1) Right to Restrictions (CFR 164.522) – You have the right to request restrictions on the way we use and disclose your PHI to carry out treatment, payment or health care operations. We are not required to agree to a restriction. If we do agree, we must adhere to it except if you are in need of emergency treatment and the information is needed to provide it. You will need to complete a Request for Restriction Form and submit it to our Privacy Officer.

2) Right to Receive Confidential Communications (CFR 164.522 (b)) – You may request to receive communications of PHI in a certain way (for example, only by mail) or at an alternative location (for example, at your work address). We must accommodate reasonable requests and will not ask you for a reason for this request. You will need to complete a Request for Confidential Communication Form and submit it to our Privacy Officer.

3) Right to Inspect and Copy (CFR 164.524) – You have the right to inspect and obtain a copy of your PHI. We must comply within 30 days of your request. If you request a copy we may charge a fee for the costs of copying (including labor and supplies), and postage, if you request it be mailed.

4) Right to Amend (CDR 164.526) – You have the right to request we amend your PHI. We may deny the request under certain circumstances, for example, if we did not create it, or if it is accurate and complete. You must complete a Request for Amendment to PHI Form and submit it to our Privacy Officer.
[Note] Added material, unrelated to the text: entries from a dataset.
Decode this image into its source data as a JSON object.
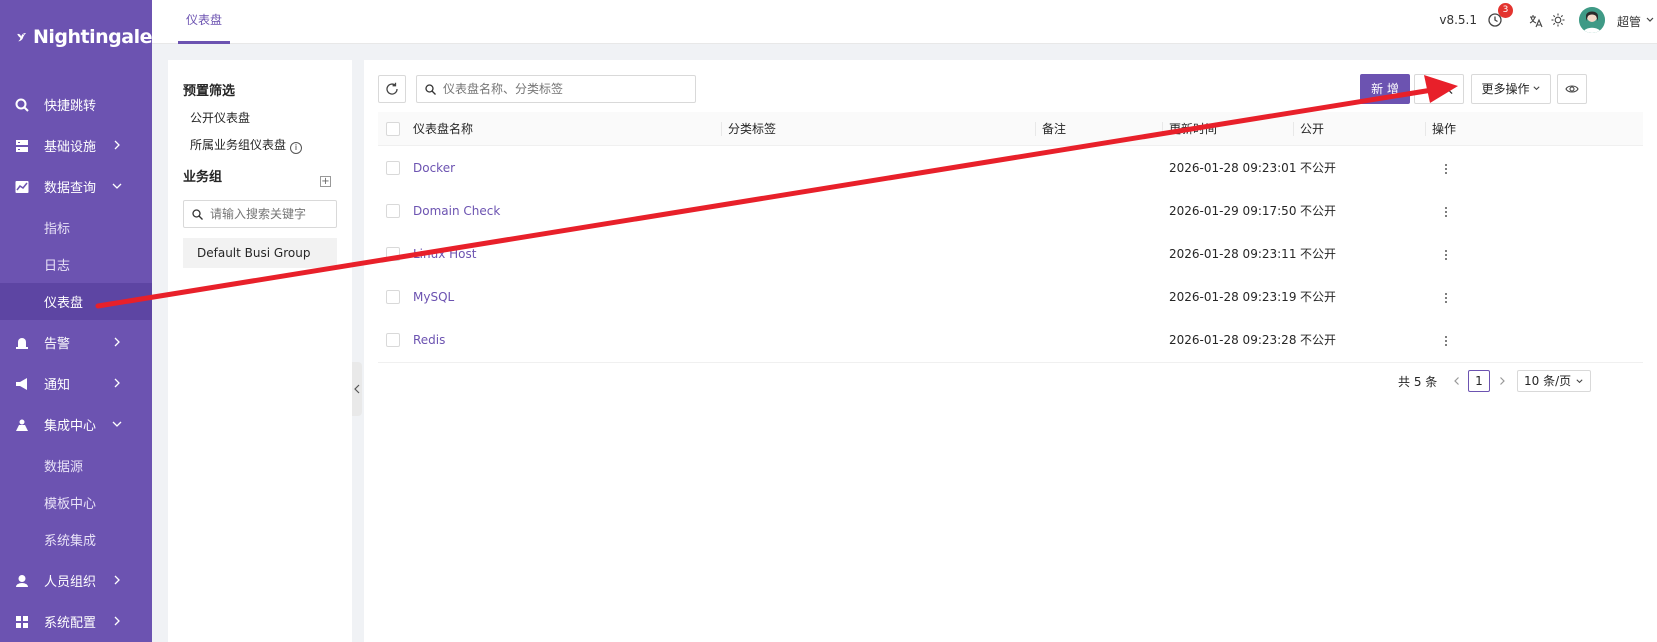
{
  "brand": {
    "name": "Nightingale",
    "accent": "#6c53b1"
  },
  "sidebar": {
    "items": [
      {
        "label": "快捷跳转",
        "icon": "search-icon",
        "expandable": false
      },
      {
        "label": "基础设施",
        "icon": "server-icon",
        "expandable": true
      },
      {
        "label": "数据查询",
        "icon": "chart-icon",
        "expandable": true,
        "expanded": true,
        "children": [
          {
            "label": "指标"
          },
          {
            "label": "日志"
          },
          {
            "label": "仪表盘",
            "active": true
          }
        ]
      },
      {
        "label": "告警",
        "icon": "alarm-icon",
        "expandable": true
      },
      {
        "label": "通知",
        "icon": "megaphone-icon",
        "expandable": true
      },
      {
        "label": "集成中心",
        "icon": "integration-icon",
        "expandable": true,
        "expanded": true,
        "children": [
          {
            "label": "数据源"
          },
          {
            "label": "模板中心"
          },
          {
            "label": "系统集成"
          }
        ]
      },
      {
        "label": "人员组织",
        "icon": "user-icon",
        "expandable": true
      },
      {
        "label": "系统配置",
        "icon": "grid-icon",
        "expandable": true
      }
    ]
  },
  "topbar": {
    "tab": "仪表盘",
    "version": "v8.5.1",
    "notification_count": "3",
    "username": "超管"
  },
  "filter_panel": {
    "preset_title": "预置筛选",
    "preset_items": [
      "公开仪表盘",
      "所属业务组仪表盘"
    ],
    "group_title": "业务组",
    "search_placeholder": "请输入搜索关键字",
    "groups": [
      "Default Busi Group"
    ]
  },
  "toolbar": {
    "search_placeholder": "仪表盘名称、分类标签",
    "new_label": "新 增",
    "import_label": "导 入",
    "more_label": "更多操作"
  },
  "table": {
    "columns": [
      "仪表盘名称",
      "分类标签",
      "备注",
      "更新时间",
      "公开",
      "操作"
    ],
    "rows": [
      {
        "name": "Docker",
        "tags": "",
        "note": "",
        "updated": "2026-01-28 09:23:01",
        "public": "不公开"
      },
      {
        "name": "Domain Check",
        "tags": "",
        "note": "",
        "updated": "2026-01-29 09:17:50",
        "public": "不公开"
      },
      {
        "name": "Linux Host",
        "tags": "",
        "note": "",
        "updated": "2026-01-28 09:23:11",
        "public": "不公开"
      },
      {
        "name": "MySQL",
        "tags": "",
        "note": "",
        "updated": "2026-01-28 09:23:19",
        "public": "不公开"
      },
      {
        "name": "Redis",
        "tags": "",
        "note": "",
        "updated": "2026-01-28 09:23:28",
        "public": "不公开"
      }
    ]
  },
  "pagination": {
    "total": "共 5 条",
    "current": "1",
    "page_size": "10 条/页"
  },
  "annotation": {
    "color": "#e8202a",
    "description": "arrow from sidebar 仪表盘 to 导入 button"
  }
}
We must respond within 60 days.

5) Right to Accounting of Disclosures (CFR 164.528) – You have the right to receive a list of the disclosures of your PHI which we made except for disclosures: to carry out treatment, payment and health care operations; made to you; made pursuant to an authorization; or that occurred prior to April 14, 2003. You must submit your request in writing, to our Privacy Officer. We must act on your request within 60 days and we may impose a reasonable fee if you make a request more than once in a 12-month period.

6) Right to a Paper Copy of this Notice – You have the right to obtain a paper copy of this notice from us upon request (even if you agreed to receive it electronically). Contact our Privacy Office to obtain such copy.



OUR DUTIES:

1) We are required by law to maintain the privacy of PHI and to provide individuals with notice of our legal duties and privacy practices with respect to PHI.

2) We are required to abide by the terms of the Notice of Privacy Practices currently in effect.

3) We reserve the right to change the terms of this Notice of Privacy Practices and to make the new provisions effective for all PHI that we maintain. If we revise this Notice, we will make the revised notice available to you upon request.

4) If you believe your privacy rights have been violated, you may file a complaint to our Privacy Officer and/or to the Secretary of the Department of Health and Human Services. There will be no retaliation for filing a complaint.